For Wednesday April 24, 2013, We Recommend Against Investing


Investment Recommendations:

Avoid US stock markets right now, even though our automatic forecast predicts market growth.  Price inflation hedges remain good long-term investments despite last week’s drop in the price of precious metals.  Continue to avoid all bond investments.

 Technical Comments:

The S&P 500 advanced 1% on Tuesday with volume above Monday and above the 30 day moving average.  Tuesday was a strong-volume up-day and a change in the recent pattern of market weakness.  The preponderance of pattern formation remains consistent with a weakening market, but still nothing definitive has developed.  One strong-volume up-day is not enough to change our technical forecasting process, but the 1% upward move in the index with strong volume is notable and we will be watching to see if this develops into a new trend or if it is a one day exception.  The S&P 500 would have to decline about 24 points on Wednesday (-1.75%) to trigger our stop loss algorithm and change our forecast to an uncertain trend.

Subjective Comments:

We really wish we had better advice for our readers right now.  Holding cash provides zero return on investment while price inflation erodes away purchasing power.  Frankly, we’re tired of writing the same advice.  If we felt there was sufficient evidence of a pending market decline, we would say so and advise taking a short position.  If the daily market data showed consistent strong-volume growth and the US M2 money supply was growing at an accelerating pace, we would recommend investing with a long position.  It is because M2 growth has been just over 7% for the past 2 years that we’re worried the current bubble-boom is nearing an end.  Economic data is mixed and the stock market shows mostly weak-volume growth.  However, US banks have almost $1.7 Trillion Dollars of excess reserves they could lend at any moment.  The US economy and stock markets could go either way from here.  It all depends on what US banks do.  If they continue to be stingy with their lending rates, then US markets will decline without much further growth.  The best advice we can give regarding US equities is to remain in cash and wait.

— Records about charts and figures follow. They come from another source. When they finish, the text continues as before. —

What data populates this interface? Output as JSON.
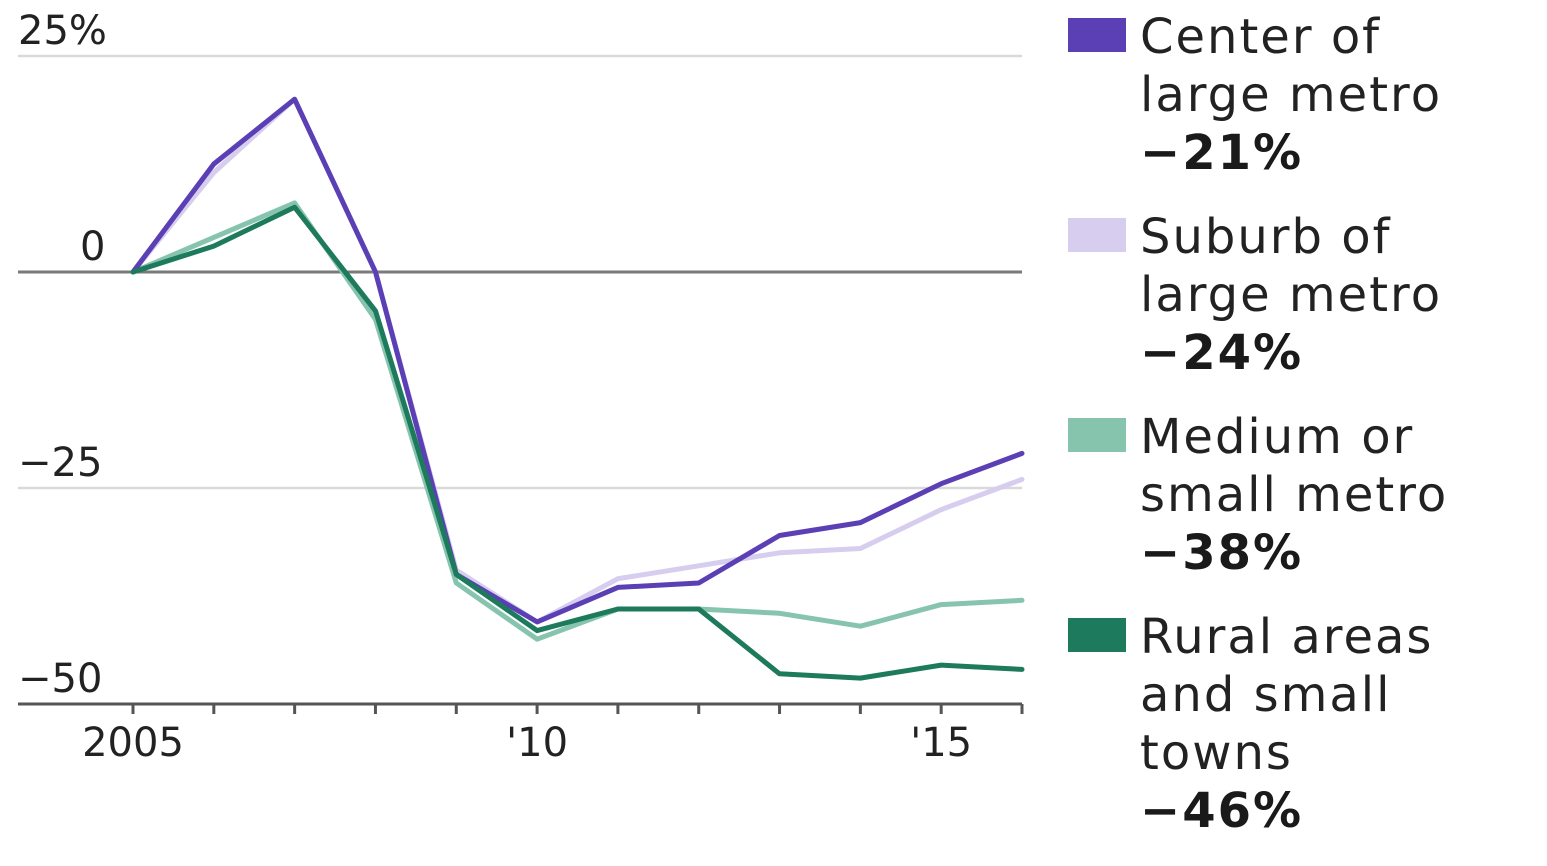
{
  "chart_data": {
    "type": "line",
    "x": [
      2005,
      2006,
      2007,
      2008,
      2009,
      2010,
      2011,
      2012,
      2013,
      2014,
      2015,
      2016
    ],
    "x_tick_values": [
      2005,
      2010,
      2015
    ],
    "x_tick_labels": [
      "2005",
      "'10",
      "'15"
    ],
    "y_tick_values": [
      25,
      0,
      -25,
      -50
    ],
    "y_tick_labels": [
      "25%",
      "0",
      "−25",
      "−50"
    ],
    "ylim": [
      -50,
      25
    ],
    "xlim": [
      2005,
      2016
    ],
    "grid": true,
    "legend_position": "right",
    "series": [
      {
        "name": "Center of\nlarge metro",
        "color": "#5b3fb4",
        "end_label": "−21%",
        "values": [
          0,
          12.5,
          20,
          0,
          -35,
          -40.5,
          -36.5,
          -36,
          -30.5,
          -29,
          -24.5,
          -21
        ]
      },
      {
        "name": "Suburb of\nlarge metro",
        "color": "#d6cdef",
        "end_label": "−24%",
        "values": [
          0,
          11.5,
          20,
          0,
          -34.5,
          -40.5,
          -35.5,
          -34,
          -32.5,
          -32,
          -27.5,
          -24
        ]
      },
      {
        "name": "Medium or\nsmall metro",
        "color": "#86c4ae",
        "end_label": "−38%",
        "values": [
          0,
          4,
          8,
          -5.5,
          -36,
          -42.5,
          -39,
          -39,
          -39.5,
          -41,
          -38.5,
          -38
        ]
      },
      {
        "name": "Rural areas\nand small\ntowns",
        "color": "#1d7a5c",
        "end_label": "−46%",
        "values": [
          0,
          3,
          7.5,
          -4.5,
          -35,
          -41.5,
          -39,
          -39,
          -46.5,
          -47,
          -45.5,
          -46
        ]
      }
    ]
  }
}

We do suggest investing in price inflation hedges and avoiding all bonds.  The reason for this is simple.  The US money supply is growing at 7%.  It must accelerate to sustain the bubble in the stock market, but the 7% growth means price inflation will follow.  You must do your own research to determine the price inflation hedge that best fits your circumstances.  Only invest what you can hold for a long period of time and the price inflation hedges will preserve your purchasing power.  Regarding bond prices, they are at historic highs (with yields at historic lows).  If the Federal continues to print money to buy bonds, price inflation will eventually cause other bond investors to demand a higher yield to compensate for the loss of purchasing power from price inflation.  This demand for higher yield will force bond prices down.  The only alternative is the Fed stops buying bonds, which will remove demand for bonds causing bond prices to fall.  The Fed will be able to keep bond prices where they are for a while, but eventually bond prices are coming down.  We advise against accumulating bond positions.  If you choose to continue to hold existing bond positions, then watch price inflation and the Fed’s monetary policy closely to make sure you sell before bond prices head lower.